Kasper Povlsen

Personal information
- Full name: Kasper Povlsen
- Date of birth: 26 September 1989 (age 36)
- Place of birth: Denmark
- Height: 1.82 m (6 ft 0 in)

Team information
- Current team: Odder IGF (head of talents)

Youth career
- 199?–2003: Dronningborg BK
- 2003–2008: AGF

Senior career*
- Years: Team / Apps / (Gls)
- 2008–2015: AGF / 176 / (4)
- 2015–2017: Hobro IK / 53 / (4)
- 2017–2018: Vendsyssel FF / 9 / (0)

International career
- 2005: Denmark U16 / 3 / (0)
- 2005–2006: Denmark U17 / 12 / (0)
- 2006–2007: Denmark U18 / 4 / (0)
- 2007–2008: Denmark U19 / 6 / (1)
- 2009–2010: Denmark U21 / 9 / (0)

Managerial career
- 2020–2021: Dronningborg BK (assistant)
- 2021–2022: AGF (youth)
- 2022–: Odder IGF (head of talents)

= Kasper Povlsen =

Danish footballer (born 1989)

Kasper Povlsen (born 26 September 1989) is a Danish retired footballer. He is notably right-footed.

==Retirement==
In December 2018, Povlsen announced that he would retire at the end of the year due to some serious injuries.

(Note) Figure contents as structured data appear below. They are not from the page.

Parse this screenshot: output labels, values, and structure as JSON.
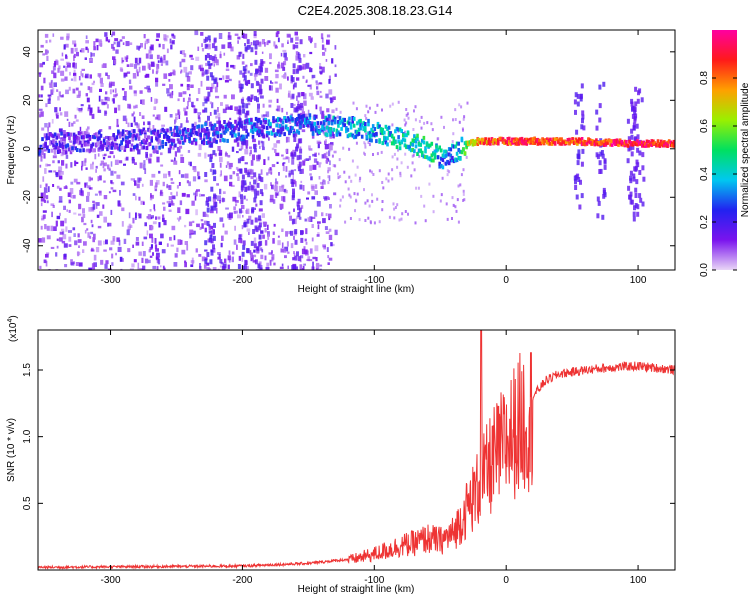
{
  "figure": {
    "title": "C2E4.2025.308.18.23.G14"
  },
  "chart_data": [
    {
      "type": "heatmap",
      "xlabel": "Height of straight line (km)",
      "ylabel": "Frequency (Hz)",
      "xlim": [
        -355,
        128
      ],
      "ylim": [
        -50,
        49
      ],
      "x_ticks": [
        -300,
        -200,
        -100,
        0,
        100
      ],
      "y_ticks": [
        -40,
        -20,
        0,
        20,
        40
      ],
      "colorbar": {
        "label": "Normalized spectral amplitude",
        "range": [
          0,
          1
        ],
        "ticks": [
          0.0,
          0.2,
          0.4,
          0.6,
          0.8
        ],
        "colors": [
          "#e9d6f6",
          "#7a14ee",
          "#2222f0",
          "#00c8f0",
          "#00e060",
          "#9af000",
          "#ffa000",
          "#ff1a1a",
          "#ff00a0"
        ]
      },
      "ridge": {
        "x": [
          -355,
          -300,
          -250,
          -200,
          -150,
          -120,
          -100,
          -80,
          -60,
          -50,
          -40,
          -30,
          -20,
          0,
          50,
          100,
          128
        ],
        "frequency": [
          2,
          3,
          5,
          8,
          10,
          9,
          7,
          4,
          0,
          -4,
          -2,
          2,
          3,
          3,
          3,
          2,
          2
        ],
        "amplitude": [
          0.15,
          0.15,
          0.2,
          0.25,
          0.3,
          0.35,
          0.35,
          0.4,
          0.45,
          0.35,
          0.3,
          0.6,
          0.8,
          0.85,
          0.85,
          0.9,
          0.9
        ]
      }
    },
    {
      "type": "line",
      "xlabel": "Height of straight line (km)",
      "ylabel": "SNR (10 * v/v)",
      "scale_label": "(x10",
      "scale_exponent": "4",
      "scale_suffix": ")",
      "xlim": [
        -355,
        128
      ],
      "ylim": [
        0,
        1.8
      ],
      "x_ticks": [
        -300,
        -200,
        -100,
        0,
        100
      ],
      "y_ticks": [
        0.5,
        1.0,
        1.5
      ],
      "y_tick_labels": [
        "0.5",
        "1.0",
        "1.5"
      ],
      "series_color": "#ee3333",
      "envelope": {
        "x": [
          -355,
          -200,
          -150,
          -120,
          -100,
          -80,
          -70,
          -60,
          -50,
          -40,
          -30,
          -20,
          -10,
          0,
          10,
          20,
          30,
          40,
          60,
          80,
          100,
          128
        ],
        "snr": [
          0.02,
          0.03,
          0.05,
          0.08,
          0.13,
          0.2,
          0.22,
          0.26,
          0.24,
          0.3,
          0.5,
          0.7,
          0.9,
          1.05,
          1.2,
          1.3,
          1.42,
          1.47,
          1.5,
          1.52,
          1.53,
          1.5
        ]
      },
      "spike": {
        "x": -19,
        "snr": 1.8
      }
    }
  ]
}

Two years after his retirement, in December 2020, it was confirmed that Povlsen had returned to his childhood club Dronningborg Boldklub, as assistant manager. On 22 March 2021, he was also hired as a youth coach at AGF. In July 2022 Povlsen confirmed that he had been hired as head of the clubs talent center.